The course, led by clinical associate professors of nursing Dianne Loomis and Loralee Sessanna, was designed to teach students how to improve health outcomes among underserved populations, such as refugees, rural communities and pregnant teenagers.

However, much of the work was research-based. So, Loomis added a service learning component to provide her students with more practical learning experience.

“Right now, all of their clinical experiences are hospital-based. And that’s not the way health care is going to be. Health care is going to be about community and population health, and looking at the bigger picture,” says Loomis.

“Individual behaviors are important, but unless we change the community, and we create opportunities for the community to improve their health, we’re going to have poor outcomes.”

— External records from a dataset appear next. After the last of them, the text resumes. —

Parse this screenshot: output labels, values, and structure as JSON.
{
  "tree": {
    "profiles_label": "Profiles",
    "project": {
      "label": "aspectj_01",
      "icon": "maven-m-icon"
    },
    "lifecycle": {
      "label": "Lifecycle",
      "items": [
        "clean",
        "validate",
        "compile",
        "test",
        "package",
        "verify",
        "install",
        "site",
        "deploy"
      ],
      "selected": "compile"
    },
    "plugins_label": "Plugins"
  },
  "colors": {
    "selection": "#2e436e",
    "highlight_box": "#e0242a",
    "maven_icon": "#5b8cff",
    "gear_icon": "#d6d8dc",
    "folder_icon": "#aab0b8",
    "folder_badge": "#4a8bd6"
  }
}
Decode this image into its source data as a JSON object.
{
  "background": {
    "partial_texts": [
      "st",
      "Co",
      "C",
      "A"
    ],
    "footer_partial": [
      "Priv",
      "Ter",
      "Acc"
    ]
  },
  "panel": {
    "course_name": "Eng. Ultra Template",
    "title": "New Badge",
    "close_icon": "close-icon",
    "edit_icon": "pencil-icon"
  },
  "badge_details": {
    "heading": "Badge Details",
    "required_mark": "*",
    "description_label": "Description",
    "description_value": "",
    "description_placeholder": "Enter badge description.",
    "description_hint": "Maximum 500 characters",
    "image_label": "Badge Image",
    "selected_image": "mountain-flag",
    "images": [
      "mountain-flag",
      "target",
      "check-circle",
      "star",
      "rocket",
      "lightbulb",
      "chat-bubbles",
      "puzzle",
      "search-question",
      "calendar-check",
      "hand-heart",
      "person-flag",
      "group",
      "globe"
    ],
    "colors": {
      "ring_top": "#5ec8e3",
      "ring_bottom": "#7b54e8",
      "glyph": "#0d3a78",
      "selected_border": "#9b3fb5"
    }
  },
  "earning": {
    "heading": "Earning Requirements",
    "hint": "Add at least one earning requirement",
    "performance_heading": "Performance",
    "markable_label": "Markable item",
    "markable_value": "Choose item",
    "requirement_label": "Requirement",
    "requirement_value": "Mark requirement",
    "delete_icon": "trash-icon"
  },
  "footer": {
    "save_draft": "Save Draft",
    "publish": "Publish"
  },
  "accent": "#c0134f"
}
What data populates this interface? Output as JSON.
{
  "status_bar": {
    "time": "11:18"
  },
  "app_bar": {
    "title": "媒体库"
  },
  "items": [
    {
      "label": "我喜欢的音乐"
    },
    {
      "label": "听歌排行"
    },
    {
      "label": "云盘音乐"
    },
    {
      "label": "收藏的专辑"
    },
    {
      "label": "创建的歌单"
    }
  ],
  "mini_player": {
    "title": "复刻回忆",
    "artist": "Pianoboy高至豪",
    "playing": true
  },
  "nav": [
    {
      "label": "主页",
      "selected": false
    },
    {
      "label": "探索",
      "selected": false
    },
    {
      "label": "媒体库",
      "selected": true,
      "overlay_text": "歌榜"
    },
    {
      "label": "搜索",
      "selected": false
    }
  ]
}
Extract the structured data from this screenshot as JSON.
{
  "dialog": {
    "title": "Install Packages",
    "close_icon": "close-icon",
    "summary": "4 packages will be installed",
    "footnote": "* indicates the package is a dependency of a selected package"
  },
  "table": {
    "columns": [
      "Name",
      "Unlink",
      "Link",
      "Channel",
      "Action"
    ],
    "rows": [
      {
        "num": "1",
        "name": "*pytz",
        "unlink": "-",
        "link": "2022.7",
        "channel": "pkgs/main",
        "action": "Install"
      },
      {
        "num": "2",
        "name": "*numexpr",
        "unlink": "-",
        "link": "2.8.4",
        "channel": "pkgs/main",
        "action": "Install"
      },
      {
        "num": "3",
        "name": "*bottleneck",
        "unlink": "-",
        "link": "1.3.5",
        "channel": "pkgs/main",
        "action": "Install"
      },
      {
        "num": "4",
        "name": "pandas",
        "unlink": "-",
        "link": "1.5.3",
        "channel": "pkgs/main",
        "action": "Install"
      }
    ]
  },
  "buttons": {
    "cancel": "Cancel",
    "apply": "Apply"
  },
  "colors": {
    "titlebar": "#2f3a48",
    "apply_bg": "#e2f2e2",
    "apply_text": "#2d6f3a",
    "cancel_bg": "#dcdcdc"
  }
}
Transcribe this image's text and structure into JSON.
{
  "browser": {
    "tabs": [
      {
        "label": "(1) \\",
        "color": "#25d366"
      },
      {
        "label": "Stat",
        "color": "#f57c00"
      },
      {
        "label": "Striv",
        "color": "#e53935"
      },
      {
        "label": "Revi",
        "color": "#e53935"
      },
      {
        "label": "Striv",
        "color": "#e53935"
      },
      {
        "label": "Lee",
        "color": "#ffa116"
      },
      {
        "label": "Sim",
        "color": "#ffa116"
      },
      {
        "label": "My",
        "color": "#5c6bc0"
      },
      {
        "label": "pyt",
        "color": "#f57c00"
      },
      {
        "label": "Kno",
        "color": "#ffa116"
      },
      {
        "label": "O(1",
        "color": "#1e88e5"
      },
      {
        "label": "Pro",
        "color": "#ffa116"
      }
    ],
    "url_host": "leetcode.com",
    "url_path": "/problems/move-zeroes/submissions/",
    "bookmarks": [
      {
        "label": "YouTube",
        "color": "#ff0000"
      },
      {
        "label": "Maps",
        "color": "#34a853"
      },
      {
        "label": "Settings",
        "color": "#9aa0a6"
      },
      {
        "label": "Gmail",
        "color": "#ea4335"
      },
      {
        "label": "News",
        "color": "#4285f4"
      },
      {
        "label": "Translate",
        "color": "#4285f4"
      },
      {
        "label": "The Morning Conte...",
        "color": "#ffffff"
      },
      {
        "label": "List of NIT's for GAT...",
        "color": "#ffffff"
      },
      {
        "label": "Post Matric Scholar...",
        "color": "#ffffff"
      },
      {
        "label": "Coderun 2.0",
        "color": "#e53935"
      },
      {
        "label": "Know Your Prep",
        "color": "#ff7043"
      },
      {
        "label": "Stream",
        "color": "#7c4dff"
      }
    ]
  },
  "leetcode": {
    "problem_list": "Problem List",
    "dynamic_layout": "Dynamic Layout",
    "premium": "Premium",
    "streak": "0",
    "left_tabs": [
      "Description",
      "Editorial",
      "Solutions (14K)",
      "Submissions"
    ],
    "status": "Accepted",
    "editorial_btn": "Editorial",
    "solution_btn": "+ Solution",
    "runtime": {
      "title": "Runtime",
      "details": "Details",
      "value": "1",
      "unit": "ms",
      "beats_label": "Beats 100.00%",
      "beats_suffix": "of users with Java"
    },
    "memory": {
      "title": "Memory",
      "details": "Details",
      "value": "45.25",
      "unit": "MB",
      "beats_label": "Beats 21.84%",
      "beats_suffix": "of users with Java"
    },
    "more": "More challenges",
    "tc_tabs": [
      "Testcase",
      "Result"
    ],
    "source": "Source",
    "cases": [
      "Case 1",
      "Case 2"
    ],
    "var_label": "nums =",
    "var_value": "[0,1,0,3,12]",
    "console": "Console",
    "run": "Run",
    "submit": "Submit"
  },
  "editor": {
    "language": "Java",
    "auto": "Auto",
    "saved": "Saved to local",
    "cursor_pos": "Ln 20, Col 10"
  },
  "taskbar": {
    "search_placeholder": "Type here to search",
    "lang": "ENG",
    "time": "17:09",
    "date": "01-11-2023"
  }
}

 Alexander Salinas, a junior nursing student shared a similar view.

“It makes nursing students think of who’s outside in the community and what in the community we can do, and not just who’s in the hospital. Outreach is something that we should use for volunteerism and altruism,” says Salinas.

Students in the course will attend four more screenings throughout the semester. The dates:

  • March 28, from 5-7 p.m. at Agape Fellowship Baptist Church at 172 Johnson St., Buffalo
  • April 4, from 5-7 p.m. at Hope Well Baptist Church at 1301 Fillmore Ave., Buffalo
  • April 16, from 10 a.m. – 4 p.m. at Pilgrim Missionary Baptist Church at 665 Michigan Ave., Buffalo
  • TBD, at Bethesda World Harvest International Church at 1365 Main St., Buffalo

The School of Nursing will coordinate additional screenings in the summer and fall.